I had this idea while playing with LMDB. I wanted to create a memory system that could store conversations in a hybrid way, using in-memory for the most recent conversations and on-disk for older conversations. So, in order to have immutable data, I decided to use Parquet files for the on-disk storage.

Overview

Traditional AI memory systems compress conversations through destructive summarization.

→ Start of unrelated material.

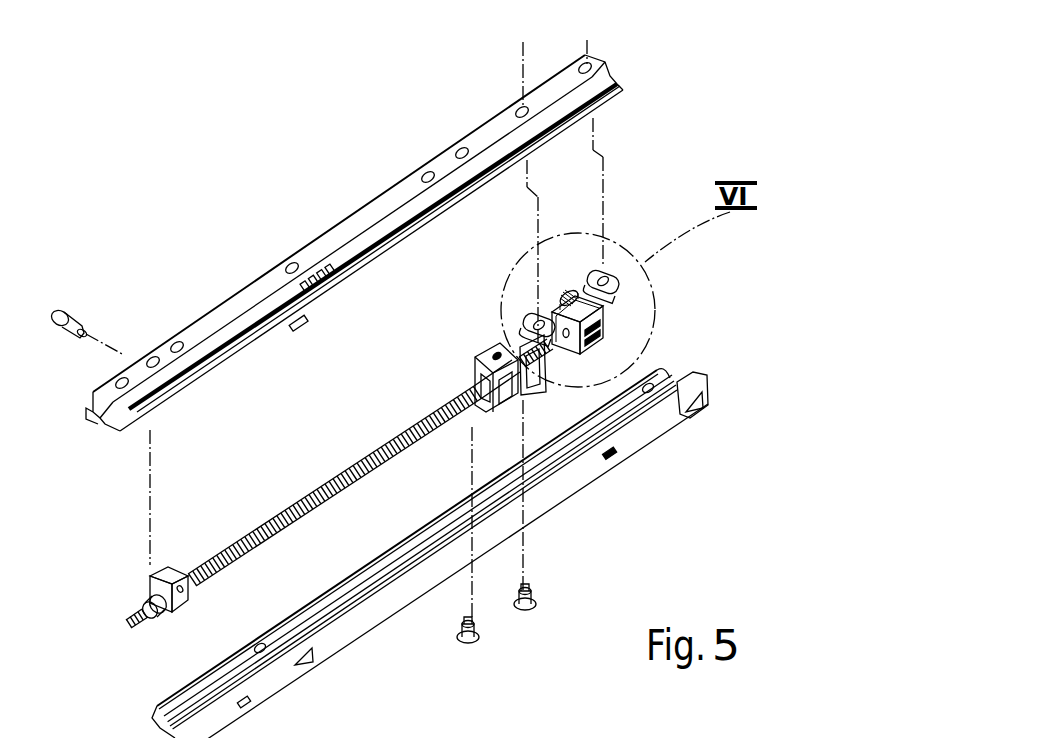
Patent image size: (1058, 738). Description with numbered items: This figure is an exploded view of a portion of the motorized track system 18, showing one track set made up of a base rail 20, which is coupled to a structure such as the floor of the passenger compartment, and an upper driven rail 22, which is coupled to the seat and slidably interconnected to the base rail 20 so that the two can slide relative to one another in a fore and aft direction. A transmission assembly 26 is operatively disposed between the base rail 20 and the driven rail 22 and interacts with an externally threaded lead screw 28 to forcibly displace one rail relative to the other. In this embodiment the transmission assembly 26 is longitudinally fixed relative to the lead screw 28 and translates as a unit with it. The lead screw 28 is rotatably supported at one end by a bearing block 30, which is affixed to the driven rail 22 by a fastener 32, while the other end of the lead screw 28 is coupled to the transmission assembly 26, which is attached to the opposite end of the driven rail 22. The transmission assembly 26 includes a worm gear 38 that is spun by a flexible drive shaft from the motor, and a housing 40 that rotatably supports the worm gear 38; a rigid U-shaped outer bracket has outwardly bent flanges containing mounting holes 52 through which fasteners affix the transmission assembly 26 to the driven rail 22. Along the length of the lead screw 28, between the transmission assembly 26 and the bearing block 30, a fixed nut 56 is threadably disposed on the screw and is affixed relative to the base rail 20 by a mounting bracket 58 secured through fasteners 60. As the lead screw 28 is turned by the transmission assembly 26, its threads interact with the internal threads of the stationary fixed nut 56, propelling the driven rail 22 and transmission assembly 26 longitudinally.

EpochDB bypasses this constraint by storing "Unified Memory Atoms"—the raw text intrinsically paired with dense embeddings.

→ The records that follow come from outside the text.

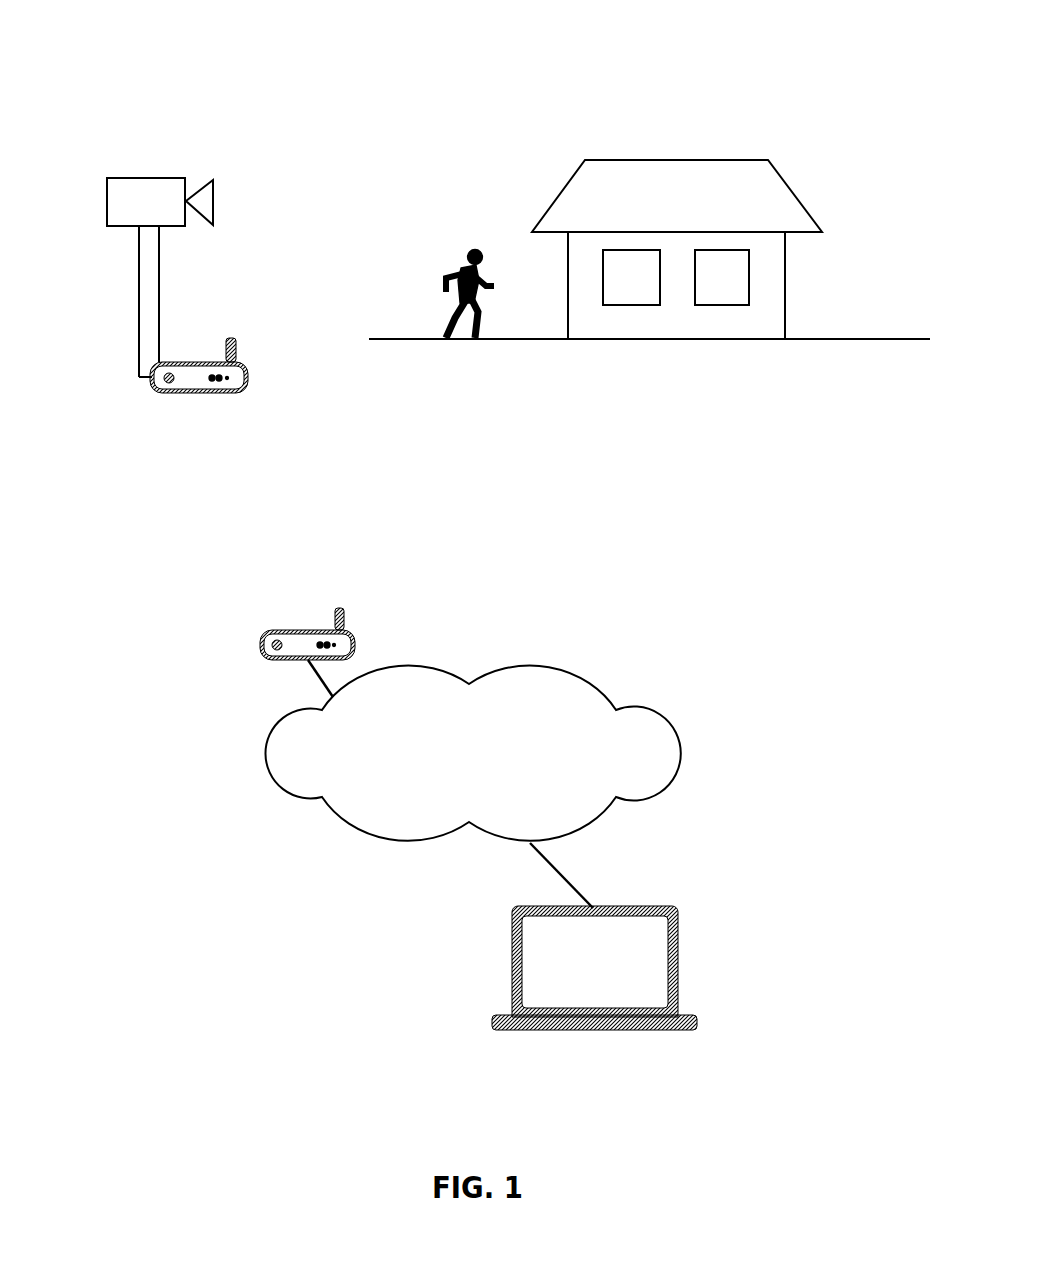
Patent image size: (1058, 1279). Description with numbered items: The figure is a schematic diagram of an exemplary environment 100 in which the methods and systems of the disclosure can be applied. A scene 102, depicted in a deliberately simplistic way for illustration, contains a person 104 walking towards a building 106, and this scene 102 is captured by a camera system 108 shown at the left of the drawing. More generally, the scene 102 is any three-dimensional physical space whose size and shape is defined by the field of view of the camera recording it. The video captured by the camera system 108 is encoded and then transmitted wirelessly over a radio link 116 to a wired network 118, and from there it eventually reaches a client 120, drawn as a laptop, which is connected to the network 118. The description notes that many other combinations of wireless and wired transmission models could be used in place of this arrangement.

The environment 100 is at (83, 42).
The scene 102 is at (860, 118).
The person 104 is at (427, 287).
The building 106 is at (785, 268).
The camera system 108 is at (147, 180).
The radio link 116 is at (294, 562).
The wired network 118 is at (535, 766).
The client 120 is at (700, 941).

EpochDB uses a tiered architecture reminiscent of CPU caching:

  1. L1: Working Memory: Sub-millisecond HNSW vector index in RAM.
  2. L2: Historical Archive: Cold storage in immutable, time-partitioned .parquet files via PyArrow, leveraging int8 Scalar Quantization and Zstd Compression for a massive reduction in disk footprint.
  3. Asynchronous Ingestion: Ingestion occurs via daemon threads, preventing I/O bottlenecks and ensuring smooth agent responsiveness.

It uniquely handles multi-hop retrieval over time-partitioned data using a Global Entity Index.

Architecture at a Glance

graph LR
    A[Agent] -->|Retrieve| B(EpochDB Engine)
    subgraph "Reasoning Core"
        B --> C{Semantic Search}
        B --> D{Relational Expansion}
        C & D --> R{Hybrid RRF Ranking}
    end
    C & D --> E[Working Memory - RAM]
    C & D --> F[Historical Archive - Parquet + Zstd]

Installation

pip install epochdb

Quickstart: LangGraph + EpochDB

Integrate EpochDB into your LangGraph workflows to provide agents with perfect, multi-hop memory that persists across lifetimes.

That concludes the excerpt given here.